Actually, that was just the beginning.
One hot day, I saw Shannon dragging her leopard chair up to her garage.
There she was, perched high like a sun-loving monster, with a sun-reflecting tablecloth and a drink the size of a flower vase.
I was standing in the kitchen, dishes up to my elbows, when I heard a roar and a splash.
I ran outside—there was Shannon in my flower bed, covered in mud and half-dead petunias.
Apparently her sprinkler had had enough.
“Oh my God, Shannon!” cried our neighbor, Mrs. Peterson, who dropped her garden shears.
“Were you trying to do a Baywatch scene?
Because you forgot about the beach. And the run. And… well, the whole thing.”
Shannon stood up—dirty, shocked, and with an earthworm in her swimsuit.
After that, she was as quiet as a mouse in church.
No more sunbathing in front of Jake’s window.
And the toilet? Gone faster than you can say “garden gnome gone wrong.”
She invested in a fence, and our suburban nightmare was over.

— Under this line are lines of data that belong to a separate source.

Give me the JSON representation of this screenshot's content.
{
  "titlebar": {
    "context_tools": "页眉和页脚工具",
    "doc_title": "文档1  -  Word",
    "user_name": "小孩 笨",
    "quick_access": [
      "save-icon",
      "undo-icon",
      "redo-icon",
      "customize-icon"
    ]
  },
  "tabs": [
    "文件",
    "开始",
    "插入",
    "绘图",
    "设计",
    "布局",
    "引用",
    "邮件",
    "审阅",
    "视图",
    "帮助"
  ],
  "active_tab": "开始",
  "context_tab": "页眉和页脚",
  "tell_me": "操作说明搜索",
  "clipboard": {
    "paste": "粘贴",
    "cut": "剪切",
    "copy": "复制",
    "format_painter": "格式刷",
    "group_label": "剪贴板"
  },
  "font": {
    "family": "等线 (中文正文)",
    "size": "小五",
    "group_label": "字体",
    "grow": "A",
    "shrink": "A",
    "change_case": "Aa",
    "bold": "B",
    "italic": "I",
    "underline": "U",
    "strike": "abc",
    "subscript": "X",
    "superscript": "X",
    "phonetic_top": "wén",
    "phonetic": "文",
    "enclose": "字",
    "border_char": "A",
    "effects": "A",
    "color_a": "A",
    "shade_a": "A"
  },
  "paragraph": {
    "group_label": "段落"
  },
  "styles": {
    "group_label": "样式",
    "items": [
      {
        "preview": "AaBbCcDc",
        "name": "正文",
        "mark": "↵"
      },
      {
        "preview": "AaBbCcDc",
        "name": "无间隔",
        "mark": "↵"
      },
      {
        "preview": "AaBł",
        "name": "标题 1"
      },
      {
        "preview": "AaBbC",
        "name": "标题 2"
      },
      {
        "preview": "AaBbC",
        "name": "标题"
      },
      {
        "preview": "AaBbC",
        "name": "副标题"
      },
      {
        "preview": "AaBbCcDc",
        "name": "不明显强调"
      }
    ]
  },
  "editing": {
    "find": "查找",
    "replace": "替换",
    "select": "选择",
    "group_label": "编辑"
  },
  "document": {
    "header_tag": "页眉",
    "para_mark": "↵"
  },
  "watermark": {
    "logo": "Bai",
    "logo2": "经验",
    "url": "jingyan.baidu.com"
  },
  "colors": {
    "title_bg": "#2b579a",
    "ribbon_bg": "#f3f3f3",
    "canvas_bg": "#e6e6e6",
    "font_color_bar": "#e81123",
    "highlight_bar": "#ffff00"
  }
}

“Mom,” Jake said the next morning at breakfast, carefully
opening his blinds, “can I get out of the witness protection program now?”
I smiled and set a pancake in front of him.
“Yes, honey. The show is canceled. Forever.”
“Thank goodness,” he muttered. “Although I do miss the toilet a little.
It turned out to be… an ugly garden gnome that I’ve grown to love.”
“Don’t even joke about it.
Eat your pancakes before she decides to install a whole bathroom.”